Il est vrai que les tests ne doivent pas nécessairement atteindre le taux que nous avons connu au plus fort de la pandémie. Cependant, nous devons continuer à donner la priorité aux plus vulnérables, garder un œil sur l’évolution du virus, accroître l’accès à l’infrastructure de test et utiliser ces tests pour identifier les maladies au-delà de la COVID-19.
Nous devons donc maintenir les efforts que nous avons déployés pour établir une infrastructure de test, soutenir la fabrication de tests locaux et développer les capacités de séquençage génomique. Ce n’est pas le moment de perdre de vue notre objectif.

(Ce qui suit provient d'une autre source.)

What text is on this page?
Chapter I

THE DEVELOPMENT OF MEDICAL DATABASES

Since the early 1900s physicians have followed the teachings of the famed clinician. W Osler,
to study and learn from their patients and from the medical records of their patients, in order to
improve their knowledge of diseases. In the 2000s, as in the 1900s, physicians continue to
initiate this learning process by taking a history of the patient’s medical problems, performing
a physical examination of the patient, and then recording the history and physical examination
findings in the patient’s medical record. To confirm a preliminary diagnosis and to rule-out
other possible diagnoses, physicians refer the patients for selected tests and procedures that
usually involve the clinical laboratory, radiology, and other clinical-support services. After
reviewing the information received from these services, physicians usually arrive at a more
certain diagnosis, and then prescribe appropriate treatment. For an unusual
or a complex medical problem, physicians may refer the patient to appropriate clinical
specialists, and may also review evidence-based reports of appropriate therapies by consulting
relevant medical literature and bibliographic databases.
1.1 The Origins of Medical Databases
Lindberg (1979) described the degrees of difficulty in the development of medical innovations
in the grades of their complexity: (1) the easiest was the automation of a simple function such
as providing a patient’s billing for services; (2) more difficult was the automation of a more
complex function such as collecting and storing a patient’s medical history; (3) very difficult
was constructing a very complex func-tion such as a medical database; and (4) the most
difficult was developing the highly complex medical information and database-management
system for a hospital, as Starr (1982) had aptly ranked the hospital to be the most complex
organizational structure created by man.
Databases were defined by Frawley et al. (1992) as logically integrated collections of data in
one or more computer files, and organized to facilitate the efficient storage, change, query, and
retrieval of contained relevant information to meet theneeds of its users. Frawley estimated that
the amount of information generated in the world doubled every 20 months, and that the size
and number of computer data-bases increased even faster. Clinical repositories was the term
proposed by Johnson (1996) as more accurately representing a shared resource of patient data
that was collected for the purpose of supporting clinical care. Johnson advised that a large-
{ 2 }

À plus long terme, le maintien et le renforcement de ces programmes nous permettront également d’augmenter rapidement leurs capacités en cas de besoin, non seulement pour la COVID-19, mais aussi pour de nombreuses menaces connues et les nouvelles technologies qui nous permettront de les détecter.

Nous devons également repenser certains de nos systèmes et structures réglementaires, afin qu’ils soient suffisamment flexibles pour soutenir les nouvelles innovations, notamment les tests multi-pathogènes, pour rendre les diagnostics plus abordables et l’approvisionnement plus durable.

La plupart des tests rapides pour la COVID-19 sont encore fabriqués dans un petit nombre de pays, principalement en Corée du Sud et en Chine. Le développement et la mise en œuvre de diagnostics fabriqués localement, y compris les autotests, doivent être facilités et privilégiés, et les développeurs encouragés par des politiques stables qui leur assurent des marchés prévisibles.

Aujourd’hui, les États-Unis, le Belize, l’Allemagne, l’Indonésie et le Sénégal co-organisent un deuxième sommet mondial sur la COVID-19, appelant les gouvernements, les ONG et les entreprises « à prendre de nouveaux engagements et à apporter des solutions pour vacciner le monde, sauver des vies maintenant et assurer une meilleure sécurité sanitaire. »

Alors que l’attention des pays riches retombe en raison de priorités concurrentes – notamment la guerre dévastatrice en Ukraine – cela pourrait être notre dernière occasion de nous appuyer sur la COVID-19 pour améliorer nos systèmes de santé.

Les premiers tests multi-pathogènes pourraient être disponibles dans les cliniques de soins primaires des pays à revenus faibles et intermédiaires dès l’année prochaine ; il s’agit là d’une démonstration du potentiel qui peut être atteint en maintenant, en réaffectant et en développant la capacité de tests de diagnostic qui a été mise en place pour la pandémie de COVID-19.